Ankara (ANTARA) - Korea Utara dan Rusia berjanji untuk saling memberikan bantuan militer tanpa penundaan jika salah satu negara diserang oleh negara ketiga berdasarkan perjanjian kemitraan baru yang ditandatangani setelah pertemuan puncak pemimpin kedua negara itu pekan ini.
“Jika salah satu dari kedua belah pihak berada dalam situasi perang karena invasi bersenjata dari satu negara atau beberapa negara, pihak lain akan memberikan bantuan militer dan bantuan lainnya tanpa penundaan dengan memobilisasi segala cara yang dimilikinya,” sebut satu pasal dalam perjanjian yang dilaporkan KCNA, Kamis.

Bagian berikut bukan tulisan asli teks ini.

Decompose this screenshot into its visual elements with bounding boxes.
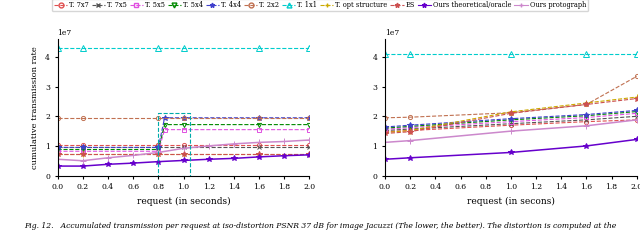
Text: a): a) (179, 230, 188, 231)
X-axis label: request (in seconds): request (in seconds) (137, 197, 230, 206)
Y-axis label: cumulative transmission rate: cumulative transmission rate (31, 46, 40, 169)
Legend: T. 7x7, T. 7x5, T. 5x5, T. 5x4, T. 4x4, T. 2x2, T. 1x1, T. opt structure, ES, Ou: T. 7x7, T. 7x5, T. 5x5, T. 5x4, T. 4x4, … (52, 0, 588, 11)
Text: b): b) (506, 230, 516, 231)
Bar (158, 113, 190, 176)
Text: Fig. 12.   Accumulated transmission per request at iso-distortion PSNR 37 dB for: Fig. 12. Accumulated transmission per re… (24, 222, 616, 230)
X-axis label: request (in secons): request (in secons) (467, 197, 555, 206)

Perjanjian kemitraan strategis komprehensif ditandatangani oleh pemimpin Korea Utara Kim Jong-un dan Presiden Rusia Vladimir Putin pada Rabu (19/6) setelah pembicaraan di Pyongyang.
Menurut KCNA, perjanjian baru tersebut juga mengharuskan kedua belah pihak untuk tidak menandatangani perjanjian dengan negara ketiga yang melanggar kepentingan inti negara lain atau berpartisipasi dalam tindakan tersebut.
Menanggapi kesepakatan itu, Korea Selatan menyesalkan perjanjian tersebut dan menyatakan bahwa perjanjian tersebut secara langsung melanggar”resolusi Dewan Keamanan PBB.
“Kami menyampaikan penyesalan kami bahwa meskipun ada peringatan berulang kali dari masyarakat internasional, Rusia dan Korea Utara telah menandatangani perjanjian kemitraan strategis yang komprehensif dan secara terbuka menyebutkan kerja sama teknologi militer,” kata Juru Bicara Kementerian Lim Soo-suk dalam konferensi pers.
Korea Selatan, lanjut Lim, akan menanggapi dengan tegas setiap tindakan yang mengancam keamanannya dengan bekerja sama dengan komunitas internasional, termasuk sekutu dan negara sahabat.
Lim menambahkan bahwa pemerintah berencana mengumumkan posisi resminya mengenai isi perjanjian tersebut.
Pemerintah negeri ginseng tersebut diperkirakan akan menggelar pertemuan Dewan Keamanan Nasional untuk membahas hasil pertemuan puncak di Pyongyang yang bertepatan dengan kunjungan pertama Putin ke Korea Utara dalam 24 tahun itu.